Nehru had a forward-looking sense of history, he knew that 'you can not ignore your past and yet you can not live in it'.

He realised the importance of the nationalist sentiment as well as the possibility of it being used as a tool of most regressive and reactionary politics.

On one hand, he chided the communists for their lack of understanding regarding emotion of nationalism; on the other hand he constantly warned against communalism (which he saw as an Indian version of Fascism) masquerading as nationalism.

He used the metaphor of a palimpsest to describe Indian cultural experience, which conveys its historical dynamics much more convincingly than the better known metaphor of an ocean used by (Rabindranath) Tagore.

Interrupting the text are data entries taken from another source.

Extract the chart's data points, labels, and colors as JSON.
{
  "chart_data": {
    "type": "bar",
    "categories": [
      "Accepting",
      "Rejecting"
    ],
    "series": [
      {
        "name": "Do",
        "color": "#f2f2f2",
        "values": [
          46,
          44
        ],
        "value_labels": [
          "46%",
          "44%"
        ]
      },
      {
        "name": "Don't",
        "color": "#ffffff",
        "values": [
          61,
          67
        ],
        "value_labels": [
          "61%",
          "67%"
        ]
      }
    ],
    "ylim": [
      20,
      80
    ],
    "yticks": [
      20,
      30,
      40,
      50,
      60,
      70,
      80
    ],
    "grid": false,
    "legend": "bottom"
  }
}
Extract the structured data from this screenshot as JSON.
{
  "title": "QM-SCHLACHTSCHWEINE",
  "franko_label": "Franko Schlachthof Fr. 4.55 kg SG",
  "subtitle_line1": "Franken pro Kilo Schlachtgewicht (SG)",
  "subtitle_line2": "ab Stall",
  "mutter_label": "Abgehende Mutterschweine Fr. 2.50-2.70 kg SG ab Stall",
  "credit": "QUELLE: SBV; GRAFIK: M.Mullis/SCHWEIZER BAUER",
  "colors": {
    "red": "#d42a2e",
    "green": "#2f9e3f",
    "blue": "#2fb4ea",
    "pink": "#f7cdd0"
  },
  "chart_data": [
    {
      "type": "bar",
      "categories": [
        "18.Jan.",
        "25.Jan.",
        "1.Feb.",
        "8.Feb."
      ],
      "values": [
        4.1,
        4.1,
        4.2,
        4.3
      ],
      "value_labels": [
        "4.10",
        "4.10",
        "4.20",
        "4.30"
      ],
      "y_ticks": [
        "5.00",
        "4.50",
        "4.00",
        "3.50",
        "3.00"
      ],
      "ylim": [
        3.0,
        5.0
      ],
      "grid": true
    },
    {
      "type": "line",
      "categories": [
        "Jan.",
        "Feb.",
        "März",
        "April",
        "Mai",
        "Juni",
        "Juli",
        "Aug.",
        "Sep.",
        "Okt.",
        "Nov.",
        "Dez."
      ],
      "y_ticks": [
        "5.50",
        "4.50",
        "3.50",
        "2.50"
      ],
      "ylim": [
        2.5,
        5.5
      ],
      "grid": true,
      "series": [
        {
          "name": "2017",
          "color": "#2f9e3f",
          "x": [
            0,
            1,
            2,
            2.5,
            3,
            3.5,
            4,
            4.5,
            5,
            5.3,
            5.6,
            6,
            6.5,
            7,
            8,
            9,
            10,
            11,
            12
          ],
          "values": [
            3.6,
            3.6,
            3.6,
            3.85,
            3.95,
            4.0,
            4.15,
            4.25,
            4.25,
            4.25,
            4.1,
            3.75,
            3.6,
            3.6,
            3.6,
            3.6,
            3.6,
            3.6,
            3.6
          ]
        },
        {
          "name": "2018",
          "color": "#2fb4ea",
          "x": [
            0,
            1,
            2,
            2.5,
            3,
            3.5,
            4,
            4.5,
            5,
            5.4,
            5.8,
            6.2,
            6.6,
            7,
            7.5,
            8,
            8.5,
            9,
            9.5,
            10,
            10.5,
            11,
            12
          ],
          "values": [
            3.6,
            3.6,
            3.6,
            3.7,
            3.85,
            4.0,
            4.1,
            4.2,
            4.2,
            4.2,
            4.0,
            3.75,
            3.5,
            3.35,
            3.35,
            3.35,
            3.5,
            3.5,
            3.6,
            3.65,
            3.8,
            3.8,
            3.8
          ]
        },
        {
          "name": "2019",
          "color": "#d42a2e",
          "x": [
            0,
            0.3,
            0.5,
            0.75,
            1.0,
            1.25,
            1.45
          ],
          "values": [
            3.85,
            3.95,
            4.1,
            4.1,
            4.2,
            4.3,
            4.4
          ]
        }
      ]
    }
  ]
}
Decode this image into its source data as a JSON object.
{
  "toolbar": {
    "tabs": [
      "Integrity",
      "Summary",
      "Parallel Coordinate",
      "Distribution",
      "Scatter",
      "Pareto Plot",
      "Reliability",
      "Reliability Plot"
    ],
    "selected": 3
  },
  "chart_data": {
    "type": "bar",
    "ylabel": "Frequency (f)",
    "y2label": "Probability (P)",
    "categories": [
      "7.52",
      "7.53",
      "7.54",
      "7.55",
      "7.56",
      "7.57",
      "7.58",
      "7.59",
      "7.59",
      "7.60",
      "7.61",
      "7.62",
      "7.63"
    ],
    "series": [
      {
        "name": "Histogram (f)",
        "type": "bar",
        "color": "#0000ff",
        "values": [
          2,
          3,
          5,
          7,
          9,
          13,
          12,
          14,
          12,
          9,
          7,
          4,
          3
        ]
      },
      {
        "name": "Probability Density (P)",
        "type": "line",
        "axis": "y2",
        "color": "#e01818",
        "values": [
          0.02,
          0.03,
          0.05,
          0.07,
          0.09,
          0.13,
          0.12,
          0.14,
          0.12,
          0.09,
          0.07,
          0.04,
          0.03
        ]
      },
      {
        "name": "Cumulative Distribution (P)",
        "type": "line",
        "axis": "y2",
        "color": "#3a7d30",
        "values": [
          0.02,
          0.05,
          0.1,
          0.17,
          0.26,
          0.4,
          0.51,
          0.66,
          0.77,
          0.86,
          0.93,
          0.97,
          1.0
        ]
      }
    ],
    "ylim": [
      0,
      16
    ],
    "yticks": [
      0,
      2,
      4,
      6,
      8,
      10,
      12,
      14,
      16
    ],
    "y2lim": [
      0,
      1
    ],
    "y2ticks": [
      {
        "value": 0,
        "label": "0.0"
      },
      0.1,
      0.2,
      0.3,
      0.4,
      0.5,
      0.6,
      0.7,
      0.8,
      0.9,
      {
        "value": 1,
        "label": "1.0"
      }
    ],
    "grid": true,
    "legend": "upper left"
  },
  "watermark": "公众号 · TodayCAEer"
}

After the PM's announcement of installing a grand statue of Netaji Subhas Chandra Bose at India Gate, once again a lot of falsehoods are being spread about Nehru-Bose relations.
Why does it always have to be at the expense of Nehru that some other leader like Patel or Bose or Rajendra Prasad is honoured? Why can't they just say that they were great?
They have to add that Nehru 'disrespected' them and 'their contribution was more than him'.

I have partly answered this question above.

Due to pathetic fear of Nehru in their minds, no low is low enough to denigrate Nehru as a public figure and even as a human being.

Moreover, the petty minds find it very hard to understand the political differences going along with mutual affection and respect.

They opened the Netaji files with much fanfare and great expectations of denigrating Nehru and what they found there? Nehru caring for and arranging for Netaji's wife and daughter without making an event of it.

Similarly, they won't care for Patel describing Nehru as the 'leader of our legions' or Rajendra Prasad taking the initiative of conferring the Bharat Ratna on him bypassing the usual protocol.

I would not be much bothered if all this was merely a spiteful denigration of an individual, but it is infinitely more insidious; Nehru's denigration is integral part of larger design of subverting the very notion of Indian nationhood and reconstructing Indian society as a nightmare of hate-filled fascistic fantasies characterised by constantly excitable and aggressive mindset and its violent manifestations.